Members of the Reformed Church in Vörösmart, June, 2017.

Blessing sign on the balcon of the church in Vörösmart, 2017.

 

The Reformed Church in Vörösmart

The inhabitants of Vörösmart were among the first in the 1500s to accept the teachings of the Reformation and, according to records, already had a church by 1573. They began to build the second church in 1669, it being of mud-thatch brick and wooden beams. The steeple, made of veritable brick with tin-sheet roofing was completed in 1796. The congregation makes the important decision in 1866 to tear down the old church and build an entirely new one. The stonemason Károly Gfeller in Zombor was charged with the task and the relevant contract was signed on 28 August 1866. The work cost 4000 forints and the congregation was to pay this in installments over five years. Pál Rátz served as pastor during the construction period. The church was fully completed in 1871 and the first worship service in it was held on October 29.
The church was damaged during the Second World War and its interior furnishings ruined. The damages were eventually repaired, the benches were mended but the condition of the church and the pastor’s manse was once again greatly diminished as a result of the Yugoslavian war (1991-1995). Over the more recent past years, the church, the manse and the congregational hall have once again been refurbished.

 

The front of the reformed church in Vörösmart, June, 2017.

Entrance of the church in Vörösmart, June, 2017.

 

In the records found in the church archives, it can be discerned that six of the Vörösmart congregation’s pastors held the office of bishop. The flourishing life of the church and the influence it had on neighbouring congregations can be deduced from the fact the church maintained a secondary school in Vörösmart which was supported not only by the congregations in Baranya county but also by several noblemen in Transylvania.
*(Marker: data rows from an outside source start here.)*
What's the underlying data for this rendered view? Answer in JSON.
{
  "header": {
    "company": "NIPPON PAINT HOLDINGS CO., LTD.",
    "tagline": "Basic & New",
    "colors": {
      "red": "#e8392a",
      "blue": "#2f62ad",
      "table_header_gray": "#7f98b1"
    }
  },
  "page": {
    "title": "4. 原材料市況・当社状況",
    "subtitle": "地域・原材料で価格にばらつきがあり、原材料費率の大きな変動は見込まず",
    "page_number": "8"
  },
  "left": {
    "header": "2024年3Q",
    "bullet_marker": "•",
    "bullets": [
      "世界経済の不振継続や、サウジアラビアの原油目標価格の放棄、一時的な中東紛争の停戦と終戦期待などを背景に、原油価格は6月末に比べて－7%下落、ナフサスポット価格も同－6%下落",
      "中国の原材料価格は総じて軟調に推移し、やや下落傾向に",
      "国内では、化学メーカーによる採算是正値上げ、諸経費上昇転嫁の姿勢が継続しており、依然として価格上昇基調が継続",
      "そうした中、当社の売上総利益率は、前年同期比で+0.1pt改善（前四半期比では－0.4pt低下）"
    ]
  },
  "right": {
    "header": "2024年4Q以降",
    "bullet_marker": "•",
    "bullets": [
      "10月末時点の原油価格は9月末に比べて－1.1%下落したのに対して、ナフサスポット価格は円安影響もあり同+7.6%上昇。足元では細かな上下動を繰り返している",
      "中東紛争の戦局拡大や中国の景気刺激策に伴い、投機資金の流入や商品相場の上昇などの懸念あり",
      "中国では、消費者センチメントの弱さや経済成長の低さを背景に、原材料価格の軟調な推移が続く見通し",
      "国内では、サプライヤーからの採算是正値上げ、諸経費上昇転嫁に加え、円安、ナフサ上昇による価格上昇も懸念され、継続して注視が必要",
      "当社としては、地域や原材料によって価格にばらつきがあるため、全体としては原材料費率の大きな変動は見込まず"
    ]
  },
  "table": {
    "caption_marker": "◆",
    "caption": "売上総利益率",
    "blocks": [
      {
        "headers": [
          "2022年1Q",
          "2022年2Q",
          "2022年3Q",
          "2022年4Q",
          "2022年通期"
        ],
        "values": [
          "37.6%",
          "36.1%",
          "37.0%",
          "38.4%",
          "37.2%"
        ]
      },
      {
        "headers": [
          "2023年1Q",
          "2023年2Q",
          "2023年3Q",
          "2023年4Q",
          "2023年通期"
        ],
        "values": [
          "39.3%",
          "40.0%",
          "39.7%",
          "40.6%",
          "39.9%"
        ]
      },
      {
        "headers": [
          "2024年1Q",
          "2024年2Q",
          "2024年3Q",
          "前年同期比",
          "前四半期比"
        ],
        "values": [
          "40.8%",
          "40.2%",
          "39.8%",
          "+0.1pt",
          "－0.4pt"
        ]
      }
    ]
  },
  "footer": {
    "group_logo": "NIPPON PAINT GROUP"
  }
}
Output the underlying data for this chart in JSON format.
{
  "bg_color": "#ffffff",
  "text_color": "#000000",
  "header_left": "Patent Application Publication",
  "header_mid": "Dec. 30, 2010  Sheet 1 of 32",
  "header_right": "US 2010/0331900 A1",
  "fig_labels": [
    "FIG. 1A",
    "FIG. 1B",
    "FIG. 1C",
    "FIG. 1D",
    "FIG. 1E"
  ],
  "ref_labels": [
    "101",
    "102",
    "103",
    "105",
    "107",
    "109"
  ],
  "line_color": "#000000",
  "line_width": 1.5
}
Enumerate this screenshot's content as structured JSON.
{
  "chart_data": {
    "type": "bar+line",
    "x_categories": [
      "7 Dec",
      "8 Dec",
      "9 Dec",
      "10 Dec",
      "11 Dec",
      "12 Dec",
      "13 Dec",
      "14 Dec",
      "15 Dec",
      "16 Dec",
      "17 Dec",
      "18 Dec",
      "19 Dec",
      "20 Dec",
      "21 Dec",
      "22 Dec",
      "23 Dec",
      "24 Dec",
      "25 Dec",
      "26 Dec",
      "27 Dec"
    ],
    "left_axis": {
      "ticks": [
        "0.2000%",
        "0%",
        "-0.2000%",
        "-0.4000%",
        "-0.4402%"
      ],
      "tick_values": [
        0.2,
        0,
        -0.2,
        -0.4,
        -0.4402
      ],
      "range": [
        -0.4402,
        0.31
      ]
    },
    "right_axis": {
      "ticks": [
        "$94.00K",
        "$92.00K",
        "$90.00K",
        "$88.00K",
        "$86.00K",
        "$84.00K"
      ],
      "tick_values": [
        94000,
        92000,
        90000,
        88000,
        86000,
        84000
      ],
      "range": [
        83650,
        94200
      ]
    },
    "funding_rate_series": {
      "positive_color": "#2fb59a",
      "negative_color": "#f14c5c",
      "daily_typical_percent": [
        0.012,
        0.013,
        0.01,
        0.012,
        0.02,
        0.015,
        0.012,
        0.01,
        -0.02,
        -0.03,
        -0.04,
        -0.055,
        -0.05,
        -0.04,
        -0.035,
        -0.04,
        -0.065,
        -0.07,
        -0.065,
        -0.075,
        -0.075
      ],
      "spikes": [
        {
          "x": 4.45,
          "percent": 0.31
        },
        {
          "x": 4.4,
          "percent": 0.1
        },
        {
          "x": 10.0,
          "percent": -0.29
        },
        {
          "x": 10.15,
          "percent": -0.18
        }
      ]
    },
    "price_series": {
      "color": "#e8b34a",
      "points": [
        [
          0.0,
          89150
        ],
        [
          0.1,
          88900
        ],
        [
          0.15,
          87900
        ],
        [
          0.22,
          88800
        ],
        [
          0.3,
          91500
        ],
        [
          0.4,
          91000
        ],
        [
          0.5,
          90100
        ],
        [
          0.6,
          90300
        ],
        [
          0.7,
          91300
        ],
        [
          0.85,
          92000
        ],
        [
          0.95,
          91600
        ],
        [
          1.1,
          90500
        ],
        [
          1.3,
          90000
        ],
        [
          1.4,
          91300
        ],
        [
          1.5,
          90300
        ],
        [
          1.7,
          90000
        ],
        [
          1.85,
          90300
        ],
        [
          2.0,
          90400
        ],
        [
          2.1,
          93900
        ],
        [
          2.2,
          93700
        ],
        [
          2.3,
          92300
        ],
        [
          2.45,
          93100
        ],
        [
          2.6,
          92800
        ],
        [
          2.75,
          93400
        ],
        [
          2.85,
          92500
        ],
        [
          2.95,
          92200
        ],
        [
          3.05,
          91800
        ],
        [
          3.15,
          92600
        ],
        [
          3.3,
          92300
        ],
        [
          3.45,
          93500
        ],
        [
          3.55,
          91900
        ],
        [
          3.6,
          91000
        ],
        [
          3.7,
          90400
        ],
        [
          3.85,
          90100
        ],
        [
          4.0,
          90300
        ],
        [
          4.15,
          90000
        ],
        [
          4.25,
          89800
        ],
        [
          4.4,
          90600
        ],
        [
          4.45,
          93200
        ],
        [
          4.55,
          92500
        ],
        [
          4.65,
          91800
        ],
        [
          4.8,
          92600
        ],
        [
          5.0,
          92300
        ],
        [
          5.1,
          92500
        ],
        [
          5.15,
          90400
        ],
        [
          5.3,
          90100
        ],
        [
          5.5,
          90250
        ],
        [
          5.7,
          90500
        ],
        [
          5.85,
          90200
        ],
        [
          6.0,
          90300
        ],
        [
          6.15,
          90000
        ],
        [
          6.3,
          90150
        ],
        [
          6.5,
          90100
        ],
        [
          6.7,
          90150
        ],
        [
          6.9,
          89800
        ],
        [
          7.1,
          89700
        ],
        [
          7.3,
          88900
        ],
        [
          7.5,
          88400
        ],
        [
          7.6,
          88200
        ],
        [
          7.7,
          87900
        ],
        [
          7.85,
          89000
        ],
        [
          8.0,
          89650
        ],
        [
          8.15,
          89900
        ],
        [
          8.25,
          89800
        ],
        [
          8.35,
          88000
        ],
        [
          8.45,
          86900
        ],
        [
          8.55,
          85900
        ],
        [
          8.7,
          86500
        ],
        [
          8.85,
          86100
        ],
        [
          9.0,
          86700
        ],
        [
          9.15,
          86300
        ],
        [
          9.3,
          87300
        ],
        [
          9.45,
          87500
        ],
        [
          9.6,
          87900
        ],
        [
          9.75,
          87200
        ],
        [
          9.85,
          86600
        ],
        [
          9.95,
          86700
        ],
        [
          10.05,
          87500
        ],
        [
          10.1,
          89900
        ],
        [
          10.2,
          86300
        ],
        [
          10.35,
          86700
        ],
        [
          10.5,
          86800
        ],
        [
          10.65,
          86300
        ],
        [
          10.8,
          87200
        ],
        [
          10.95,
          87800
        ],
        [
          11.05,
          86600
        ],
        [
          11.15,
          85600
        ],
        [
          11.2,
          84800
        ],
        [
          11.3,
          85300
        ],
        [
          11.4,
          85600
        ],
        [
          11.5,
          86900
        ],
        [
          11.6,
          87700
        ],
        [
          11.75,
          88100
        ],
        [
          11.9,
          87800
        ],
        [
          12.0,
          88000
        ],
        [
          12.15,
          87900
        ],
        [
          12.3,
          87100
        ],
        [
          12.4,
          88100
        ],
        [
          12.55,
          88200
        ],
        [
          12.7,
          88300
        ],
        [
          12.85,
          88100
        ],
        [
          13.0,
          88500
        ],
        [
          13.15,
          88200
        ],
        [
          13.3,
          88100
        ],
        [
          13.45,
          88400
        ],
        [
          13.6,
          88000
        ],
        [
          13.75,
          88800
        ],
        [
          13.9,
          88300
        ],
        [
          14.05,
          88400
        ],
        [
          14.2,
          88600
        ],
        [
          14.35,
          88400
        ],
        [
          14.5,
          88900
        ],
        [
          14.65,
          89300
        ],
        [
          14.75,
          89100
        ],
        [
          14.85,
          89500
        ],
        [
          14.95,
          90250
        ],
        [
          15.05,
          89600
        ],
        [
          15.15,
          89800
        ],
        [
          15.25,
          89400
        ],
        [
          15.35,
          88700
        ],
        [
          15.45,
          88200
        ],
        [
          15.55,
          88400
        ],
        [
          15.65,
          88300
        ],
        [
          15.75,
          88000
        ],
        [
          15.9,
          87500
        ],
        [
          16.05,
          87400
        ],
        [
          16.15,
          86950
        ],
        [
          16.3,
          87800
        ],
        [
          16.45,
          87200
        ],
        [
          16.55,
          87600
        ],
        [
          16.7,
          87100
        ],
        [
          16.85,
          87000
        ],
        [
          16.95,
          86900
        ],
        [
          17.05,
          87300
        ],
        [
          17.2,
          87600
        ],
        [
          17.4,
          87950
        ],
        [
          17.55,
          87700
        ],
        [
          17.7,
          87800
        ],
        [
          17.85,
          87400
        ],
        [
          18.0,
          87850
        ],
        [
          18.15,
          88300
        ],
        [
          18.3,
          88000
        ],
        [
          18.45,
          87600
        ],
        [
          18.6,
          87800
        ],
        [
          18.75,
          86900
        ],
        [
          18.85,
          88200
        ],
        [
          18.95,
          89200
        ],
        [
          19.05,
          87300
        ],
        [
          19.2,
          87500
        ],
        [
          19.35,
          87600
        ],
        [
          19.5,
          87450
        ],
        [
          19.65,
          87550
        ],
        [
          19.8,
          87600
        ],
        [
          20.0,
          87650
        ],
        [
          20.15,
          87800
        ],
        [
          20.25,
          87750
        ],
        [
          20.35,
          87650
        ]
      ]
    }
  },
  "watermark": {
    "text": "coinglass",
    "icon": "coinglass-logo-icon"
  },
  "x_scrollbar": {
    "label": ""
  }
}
This school functioned until 1686, it not being relaunched after the occupying Turks were ousted. The congregation in Vörösmart and its pastors suffered much persecution during the counter-Reformation. Standing on the left side of the church is very large manse which serves as a reminder of the better times of the distant past. From the beginning of the Reformation until 1935, twenty-eight pastors served in the Vörösmart congregation.

 

Garden of the Manse, Vörösmart, June, 2017

 

The Reformed Church congregation of Vörösmart is one of the more ancient congregations of the Hungarian Reformed Christian Church of Croatia. The local Hungarian population has undergone a shocking decrease in numbers over the past centuries, its main cause –in addition to the widespread practice of having only one child– being the emigration incited by two World Wars and the Yugoslavian war. In 1817, the congregation had 914 members, in 1886 it had 904, in 1910 it had 621, in 1941 it had 450, in 1971 it had 132, by 1999 there were 130 members and today the number has dipped below one hundred. Their confessions of faith are the Second Helvetion Confession and the Heidelberg Catechism. The sacraments are administered on a regular basis, worship services are held every Sunday morning at nine o’clock and also on various other holy days. Pastoral duties are carried out by György Varga, the pastor in Csuza.

 

Interior of the reformed Church in Vörösmart, June, 2017.